Irish ‘Peace’ Activists and Gaza

The hype and hysteria last week surrounding the final days of the journey of the Rachel Corrie, the "Irish" aid ship for Gaza, was extraordinary.


After what had happened a few days earlier to the Turkish aid ship, a confrontation in which nine of those on board had died, there was alarm at all levels about the possibility of a repeat performance by the Israeli special forces.

Thankfully, the journey of the Rachel Corrie ended without anyone getting hurt, and it's worthwhile now looking back at exactly what went on.

First of all, although the aid it was carrying came from Ireland, the ship is owned by a Malaysian group. So it's not Irish.

Apart from ownership, the continual reference in the international media last week to the "Irish aid ship" gave the impression that the ship had the support of everyone in Ireland, that the aid on board had been paid for by some kind of national collection in Ireland, or even that the ship had the approval of the Irish government.

None of this is correct, although it is true that there is a great deal of sympathy in Ireland for the plight of the Palestinians.

It's also true that there is a counterbalancing dislike here for Hamas, perhaps because we know something about terror campaigns. As one commentator here put it last weekend, Hamas is worse than the IRA, and what they have done to Gaza is a "democratic" nightmare.

So the implication in the repeated media references to "the Irish aid ship" last week (like on CBS News) was seriously misleading.

Equally wrong is any assumption that the people on board "the Irish aid ship" were representative of Ireland or the Irish people. They may have been well meaning, but they don't represent anyone but themselves and the action groups they belong to.

With some exceptions, like Mairead Corrigan Maguire, who won a Nobel Prize in 1976 as one of the Peace People, and Irish American Denis Halliday, former UN assistant secretary general, the 15 to 20 Irish on the Rachel Corrie, the Turkish ship and smaller boats in the flotilla, were the kind of young activists who make a career out of this sort of thing.

The same faces reappear, whether it's on the protest at U.S. troops landing at Shannon, or the Shell to Sea campaign to keep the gas refinery miles offshore, or other anti-U.S. or anti-capitalist causes beloved of the liberal left.

One of the Irish on the flotilla, for example, Fiachra O Luain from Donegal, is a more or less full-time political activist who was involved in the protest over the U.S. military using Shannon Airport. Another of the Irish, Fintan Lane, is a left wing academic who has been active and vocal on a number of issues here.

The names of two of the Irish involved in the flotilla sounded a little different, Isam Bin Ali and Al Mahdi al Harati. In fact both are Libyans who have become naturalized Irish citizens.

Now is it just me, or does anyone else think that people who are given citizenship here should be spending their time working hard to contribute to the Irish state instead of taking it on themselves to go on a lengthy voyage to make a political point supposedly on behalf of the Irish people?

That, of course, was the whole purpose of this flotilla. It wasn't really about delivering aid.

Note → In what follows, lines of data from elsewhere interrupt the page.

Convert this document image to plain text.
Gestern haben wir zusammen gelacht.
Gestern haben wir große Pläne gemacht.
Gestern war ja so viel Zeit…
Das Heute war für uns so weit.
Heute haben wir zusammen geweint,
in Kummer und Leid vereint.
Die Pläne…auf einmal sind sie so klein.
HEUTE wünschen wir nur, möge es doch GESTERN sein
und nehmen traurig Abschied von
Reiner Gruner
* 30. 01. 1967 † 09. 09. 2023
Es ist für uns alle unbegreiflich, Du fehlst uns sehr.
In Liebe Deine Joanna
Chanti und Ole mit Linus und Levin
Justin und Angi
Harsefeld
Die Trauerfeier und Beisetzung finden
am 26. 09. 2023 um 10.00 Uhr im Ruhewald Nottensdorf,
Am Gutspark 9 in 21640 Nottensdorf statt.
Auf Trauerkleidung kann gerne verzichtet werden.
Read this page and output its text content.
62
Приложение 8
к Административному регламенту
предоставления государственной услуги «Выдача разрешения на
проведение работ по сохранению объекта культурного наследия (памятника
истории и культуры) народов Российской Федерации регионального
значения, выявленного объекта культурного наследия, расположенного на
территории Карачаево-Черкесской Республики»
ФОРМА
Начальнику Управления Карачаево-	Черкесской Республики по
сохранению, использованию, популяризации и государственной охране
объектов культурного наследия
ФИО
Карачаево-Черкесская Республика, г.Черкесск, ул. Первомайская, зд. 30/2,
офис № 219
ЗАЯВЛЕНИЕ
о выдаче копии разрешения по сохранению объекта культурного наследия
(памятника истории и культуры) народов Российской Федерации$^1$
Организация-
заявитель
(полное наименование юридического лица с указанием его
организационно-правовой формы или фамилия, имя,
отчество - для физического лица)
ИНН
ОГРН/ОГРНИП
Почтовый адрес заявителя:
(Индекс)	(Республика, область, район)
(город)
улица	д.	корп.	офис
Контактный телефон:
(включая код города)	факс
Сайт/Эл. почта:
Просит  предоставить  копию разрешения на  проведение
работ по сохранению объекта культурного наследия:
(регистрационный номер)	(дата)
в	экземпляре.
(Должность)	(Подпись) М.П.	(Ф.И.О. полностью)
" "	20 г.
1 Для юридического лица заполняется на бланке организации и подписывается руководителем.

It was about creating a confrontation, grabbing international media attention and putting pressure on the Israelis to end the blockade of Gaza. It was about scoring a political point.

The extremely violent behavior of the "peace activists" on the Turkish ship who attacked the Israeli commandos was mainly to blame for the subsequent fighting which left nine of them dead.

It's quite clear now that the commandos were not expecting violence on this scale (previous ships had been boarded without much trouble) and so they were taken by surprise.

Everyone knew that the Israelis had not allowed any ship to break the blockade, and the presumption by the Israelis was that this crew, like others, would submit to being boarded and would allow their aid to go to Gaza via Israel.

When the Israeli commandos were attacked after the boarding -- and the film and still pictures from the ship clearly show this happening -- they were unprepared for dealing with activists who were swinging metal bars and other weapons.

Outnumbered and under severe pressure, some of the commandos over-reacted and started shooting at close range. When soldiers -- any soldiers -- are attacked with that level of ferocity that is how they react.

The outcry which followed focused all attention on the Rachel Corrie, and the Irish government voiced its concern about what might happen and worked out a compromise deal with the Israeli government.

Under this deal the Rachel Corrie would dock at the Israeli port of Ashdod, close to Gaza, and land its supplies. The aid would be inspected under the supervision of UN and Irish Aid officials.

The entire cargo, including an estimated 550 tons of cement, would then be taken by road into Gaza, with two people from the Rachel Corrie monitoring it all the way.

By any standard this was a fair compromise and probably took the Irish government some time to negotiate. But it was rejected out of hand by those on board the Rachel Corrie.

Halliday was quite open about the reason. "While humanitarian assistance is one of the two targets of our mission, the second is to break the siege, the stranglehold of Israel over Gaza, and by voluntarily avoiding Gaza and going to Israel that would not be done," he said.

So getting the aid in was less important than provoking a confrontation that would attract international media attention. Probably at that point, the Rachel Corrie lost the sympathy of most Irish people. It was boarded, there was no resistance, and it was brought to Ashdod.

Although there was a protest meeting in Dublin last weekend, less than 1,000 people turned up.

And when the five Irish who were on the Rachel Corrie arrived back in Dublin on Monday, only a handful of people were there to meet them, although this did not stop the media referring to their "heroes' welcome".

Overall, the feeling here is that the Israelis are their own worst enemy. Prime Minister Benjamin Netanyahu should write a book called How to Lose Friends and Alienate People.

But as one Israeli supporter here wrote in a letter to a newspaper, everyone else can make mistakes and take chances, but Israel has only to be wrong once and it is in deep trouble. It is surrounded by hostile states, almost at permanent war with Syria and only a short rocket flight from Iran which is completing its nuclear program and wants to wipe Israel off the face of the earth.

It only has to be wrong once. It won't get a second chance.

Hamas is not interested in a negotiated settlement and co-existence. That's why it keeps up its rocket attacks into Israel from Gaza.

It may have been elected, but it has its own ideas about democracy. It has murdered most of the Fatah leaders who were its rivals, it imposes its fundamentalist views on the people and it deals savagely with any opposition. Its only interest is the destruction of Israel.

Faced with this, the Israelis in return want to destroy Hamas. Their method is the collective punishment of the Palestinian people for electing Hamas, aimed at turning them against the Hamas leaders.

Hence the very restrictive blockade of Gaza, which has now been there for three years. It's harsh, it's cruel and it makes the lives of ordinary Palestinians very primitive.

It even seems ridiculous. Cement and metal pipes, for example, are on the aid banned list.

But as the Israelis point out, cement can be used for making bunkers as well as rebuilding schools, and metal piping is used to make the rockets that still fly into Israel from Gaza.

It's a mess. You can't blame the Israelis for wanting security and a respite from the rockets. And you can't but be sorry for the ordinary Palestinians who suffer so much. Whether "peace activists" like those who attacked the Israeli commandos boarding the Turkish ship have anything to contribute is far from certain. Irish or not.